Sunday, April 09, 2017

As Bad As New

When Naya Shakti chief Dr. Baburam Bhattarai the other day decried the government of Prime Minister Pushpa Kamal Dahal ‘Prachanda’ as the most corrupt in Nepali history, the reproach said more about the state of affairs the accuser finds himself in.
Doubtless, Dahal has descended from his furious revolutionary perch with an eerie rapidity. His rhetorical emasculation has been accompanied by sleazy deals aimed at facilitating his hold on power. Yet the Maoist chairman has been able to camouflage his flip-flop-flips in the garb of flexibility that Nepal’s convoluted politics so desperately needs to keep showing life.
Ordinarily, Bimalendra Nidhi, as the ranking member of the largest party in parliament, should have been designated the senior-most deputy premier. But, then, Nidhi, is not the leader of the Nepali Congress, whereas Kamal Thapa heads the Rastriya Prajatantra Party, although it is the fourth largest party. Nidhi the individual versus Thapa the institution? Cold calculation on Dahal’s part, yes. Put differently, pragmatism in power to depict a process.
On the other hand, Bhattarai, Dahal’s one-time chief propagandist, has lost much of his luster without seeming to have realized it. Things did not start to go bad after he left the Maoists. But they sure did get worse faster after he broke away. Bhattarai has stopped taking single-handed credit for turning Nepal into a republic – sort of. But he has not been able to turn into a leader who can persuade too many people to follow him right now.
The mess in front of the Election Commission earlier this month was emblematic of what plagues the doctor’s persona-infused politics. The police no doubt perpetrated excesses against the former prime minister.
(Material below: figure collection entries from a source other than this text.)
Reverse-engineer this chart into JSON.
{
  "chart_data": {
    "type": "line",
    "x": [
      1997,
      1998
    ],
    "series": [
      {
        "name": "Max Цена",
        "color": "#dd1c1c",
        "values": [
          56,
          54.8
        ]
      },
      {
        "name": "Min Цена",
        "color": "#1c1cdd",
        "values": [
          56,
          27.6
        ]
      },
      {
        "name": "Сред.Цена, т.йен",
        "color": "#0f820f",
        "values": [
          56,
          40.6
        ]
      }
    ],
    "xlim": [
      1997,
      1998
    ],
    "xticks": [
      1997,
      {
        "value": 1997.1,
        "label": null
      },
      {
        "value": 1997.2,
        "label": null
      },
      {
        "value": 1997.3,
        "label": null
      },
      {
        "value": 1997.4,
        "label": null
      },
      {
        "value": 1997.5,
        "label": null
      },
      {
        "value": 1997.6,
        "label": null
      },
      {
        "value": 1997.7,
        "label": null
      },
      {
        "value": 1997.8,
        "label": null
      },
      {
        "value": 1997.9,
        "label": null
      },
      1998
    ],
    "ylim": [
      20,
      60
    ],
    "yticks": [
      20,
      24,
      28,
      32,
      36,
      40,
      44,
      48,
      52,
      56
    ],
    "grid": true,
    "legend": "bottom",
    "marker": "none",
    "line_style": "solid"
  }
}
Still, Bhattarai should have let the country rage against it, not politicize things into a farce wherein the state eventually shrugged him off as being unworthy of detention on the public dime.
Indeed, such mortification is nothing new to Bhattarai. During the early 1990s, after the legalization of the party politics and before the Maoists went underground, Bhattarai was regularly roughed up at and hauled away from protests. Today the state should have considered the man’s age and profile. Yet Bhattarai, like the rest of us, saw the RPP’s Pashupati Shamsher Rana & Co. undergo similar treatment and must have known what he was getting into.
Then Bhattarai’s wife, Hisila Yami, stepped into it. Anyone could have misused the word ‘desh’ for ‘adesh’ in a frenzied and semi-conscious state. But Yami had to take that extra leap and tie the whole thing to supposed disadvantages linked to her janajati-ness. If her apology went on to exacerbate the damage of original statement, it was not for nothing.
All this has come amid the malaise surrounding Bhattarai’s Naya Shakti. Leading founding members have left in frustration and those who are still there continue to grumble and grouse. An election symbol is not the point when your party is struggling to symbolize anything.
Newness can retain a modicum of relevance as something that binds together disparate elements and events to complete the task at hand amid the creepiness of the alternatives. Let the newness we have already embarked on culminate in something tangible before we shift gears and try something newer.